Accident vasculaire cérébral ischémique

 

Définition d’un accident vasculaire cérébral (AVC) ischémique

Définition d'un accident vasculaire cérébral (AVC) ischémiqueLes accidents vasculaires cérébraux ischémiques (80% des AVC) résultent de l’occlusion d’une artère cérébrale par un thrombus (caillot sanguin) qui empêche le cerveau d’être alimenté en oxygène par une circulation sanguine normale. Ce type d’accident vasculaire cérébral est favorisé par les facteurs de risque cardio-vasculaires (tabagisme, hypercholestérolémie, diabète, …). Les accidents ischémiques cérébraux provoquent des dommages cérébraux parfois irréversibles, pouvant conduire, lorsque les lésions sont étendues, au décès. Il s’agit donc d’une urgence médicale absolue qui nécessite d’appeler le Samu (15) ou le numéro d’urgence européen (112) pour une prise en charge immédiate.

• Avec plus de 16 millions d’AVC dans le monde, cause de 5 millions de décès et 5 millions de handicaps lourds, l’OMS a désormais qualifié de « pandémie » ce mal du XXIème siècle.
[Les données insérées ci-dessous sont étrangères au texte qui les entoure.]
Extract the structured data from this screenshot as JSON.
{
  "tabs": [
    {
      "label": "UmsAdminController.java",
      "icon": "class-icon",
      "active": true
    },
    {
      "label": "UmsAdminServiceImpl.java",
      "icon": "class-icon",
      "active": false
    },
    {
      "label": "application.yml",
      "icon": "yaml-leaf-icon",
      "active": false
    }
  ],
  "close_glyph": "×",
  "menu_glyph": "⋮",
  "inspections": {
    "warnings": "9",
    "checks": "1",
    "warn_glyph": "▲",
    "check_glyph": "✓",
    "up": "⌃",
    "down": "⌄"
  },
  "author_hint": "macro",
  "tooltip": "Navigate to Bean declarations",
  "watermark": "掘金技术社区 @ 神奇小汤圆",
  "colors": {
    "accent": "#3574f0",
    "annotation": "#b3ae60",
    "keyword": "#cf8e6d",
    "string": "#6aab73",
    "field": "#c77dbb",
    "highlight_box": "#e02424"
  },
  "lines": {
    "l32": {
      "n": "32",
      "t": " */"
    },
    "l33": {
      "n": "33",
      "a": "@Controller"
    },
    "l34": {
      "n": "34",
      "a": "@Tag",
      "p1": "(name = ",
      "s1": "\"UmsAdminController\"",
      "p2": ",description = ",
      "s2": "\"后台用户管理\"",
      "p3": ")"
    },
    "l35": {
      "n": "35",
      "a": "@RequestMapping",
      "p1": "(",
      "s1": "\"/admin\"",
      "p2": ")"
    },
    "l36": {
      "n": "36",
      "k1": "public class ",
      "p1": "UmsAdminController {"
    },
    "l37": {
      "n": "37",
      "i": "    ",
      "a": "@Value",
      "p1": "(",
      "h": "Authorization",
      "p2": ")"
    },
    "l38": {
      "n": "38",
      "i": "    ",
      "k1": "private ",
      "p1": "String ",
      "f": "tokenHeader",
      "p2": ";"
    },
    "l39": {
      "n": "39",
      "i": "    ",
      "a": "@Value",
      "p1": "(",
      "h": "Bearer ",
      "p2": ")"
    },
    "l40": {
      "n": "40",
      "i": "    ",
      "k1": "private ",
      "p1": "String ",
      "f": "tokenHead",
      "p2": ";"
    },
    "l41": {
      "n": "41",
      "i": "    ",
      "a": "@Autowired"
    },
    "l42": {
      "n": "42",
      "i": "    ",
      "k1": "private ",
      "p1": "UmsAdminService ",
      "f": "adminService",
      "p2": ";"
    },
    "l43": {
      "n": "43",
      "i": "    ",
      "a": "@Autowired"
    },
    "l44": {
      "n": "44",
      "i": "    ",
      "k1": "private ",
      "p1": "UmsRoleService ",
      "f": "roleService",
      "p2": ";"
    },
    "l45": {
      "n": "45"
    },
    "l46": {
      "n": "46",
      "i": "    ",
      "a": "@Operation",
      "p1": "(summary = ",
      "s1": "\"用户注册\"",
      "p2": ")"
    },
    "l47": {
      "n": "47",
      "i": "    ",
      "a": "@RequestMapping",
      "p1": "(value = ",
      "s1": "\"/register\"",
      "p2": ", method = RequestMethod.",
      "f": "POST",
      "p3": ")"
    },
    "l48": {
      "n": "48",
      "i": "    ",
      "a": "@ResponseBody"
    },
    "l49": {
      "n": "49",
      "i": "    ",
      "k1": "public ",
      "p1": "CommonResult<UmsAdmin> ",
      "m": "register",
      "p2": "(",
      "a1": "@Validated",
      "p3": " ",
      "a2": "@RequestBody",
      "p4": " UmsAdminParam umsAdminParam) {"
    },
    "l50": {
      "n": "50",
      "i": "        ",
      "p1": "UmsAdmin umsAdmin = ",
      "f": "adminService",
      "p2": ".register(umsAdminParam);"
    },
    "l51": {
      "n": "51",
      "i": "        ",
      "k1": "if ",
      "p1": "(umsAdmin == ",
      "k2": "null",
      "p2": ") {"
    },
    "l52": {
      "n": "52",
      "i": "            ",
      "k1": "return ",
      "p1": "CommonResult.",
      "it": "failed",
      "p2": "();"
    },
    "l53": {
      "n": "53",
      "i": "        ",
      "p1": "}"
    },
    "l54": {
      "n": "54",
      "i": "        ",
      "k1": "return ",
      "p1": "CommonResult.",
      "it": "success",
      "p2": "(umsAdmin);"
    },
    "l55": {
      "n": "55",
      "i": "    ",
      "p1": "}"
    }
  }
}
En France, on compte 130 000 AVC chaque année, responsable de 40 000 décès et 30 000 handicaps lourds.
• Les AVC constituent la 1 ère cause de mortalité pour les femmes et la 1 ère cause de handicap moteur en France. L’accident vasculaire cérébral touche une personne toutes les 5 secondes dans le monde et toutes les 4 minutes en France.

 

Symptômes d’un accident vasculaire cérébral (AVC) ischémique

Symptômes d’un accident vasculaire cérébral (AVC) ischémique

 

Plus de 60 % des victimes d’AVC meurent ou restent handicapés. Il est donc important de connaître les signes avant-coureurs et d’agir rapidement. Ceux-ci sont divers car ils dépendent de la taille et la localisation exacte de la lésion. Cependant, certains signes très fréquents doivent donner l’alerte :

  • une faiblesse musculaire, une paralysie d’un ou plusieurs membres ou du visage, le plus souvent d’un seul côté du corps,
  • une perte de sensibilité ou un engourdissement d’un ou plusieurs membres ou du visage,
  • une perte de la vision d’un œil ou de la moitié du champ visuel pour chaque œil, ou encore une vue double,
  • des troubles du langage et/ou à comprendre ce que l’on entend,
  • des troubles de l’équilibre ou de la coordination des membres,
  • des troubles de la vigilance pouvant aller jusqu’au coma,
  • un mal de tête brutal, intense et inhabituel,
  • des nausées, des vomissements.

L’intensité des symptômes peut-être d’emblée maximale, ou s’accentuer sur quelques minutes voire quelques heures. Ils surviennent parfois pendant le sommeil. La régression des signes au bout de quelques minutes ne doit en aucun cas minimiser leur gravité : les déficits neurologiques soudains régressant rapidement portent le nom d’accident ischémique transitoire (ou AIT). Ils doivent eux aussi conduire à consulter immédiatement.

Face à de tels symptômes, il faut réagir le plus vite possible et appeler le 15 ou le 112 (numéro d’urgence européen). Chaque minute perdue conduit à la perte irréversible de deux millions de neurones.

 

Traitements pour l’accident vasculaire cérébral (AVC) ischémique

 

La nature du traitement dépend de la cause exacte de l’AVC et de sa gravité. Une fois le diagnostic confirmé par scanner ou IRM, le médecin peut administrer une solution médicamenteuse (le « traitement par thrombolyse ») pour dissoudre les caillots sanguins qui ont pu se former dans les artères, et/ou intervenir par thrombectomie mécanique.

La thrombectomie mécanique consiste à introduire au niveau de l’aine (le plus souvent) ou du bras du patient un cathéter qui va être navigué par les artères jusqu’au vaisseau bouché du cerveau. Dans ce vaisseau, un système de capture du caillot (appelé plus précisément « stent retriever ») sera déployé dans le caillot de sang pour l’attraper et le faire ressortir par le cathéter. Depuis 2015, ces nouveaux traitements ont pris une place prépondérante dans la prise en charge de l’AVC. Plusieurs études scientifiques ont en effet souligné les résultats positifs de la thrombectomie mécanique, seule ou en complément des techniques médicamenteuses habituelles. De plus, cette nouvelle technique présente l’avantage de pouvoir être pratiquée jusqu’à 6h, voire 24h, après les premiers symptômes, contrairement à la thrombolyse qui doit être administrée dans les 4h30.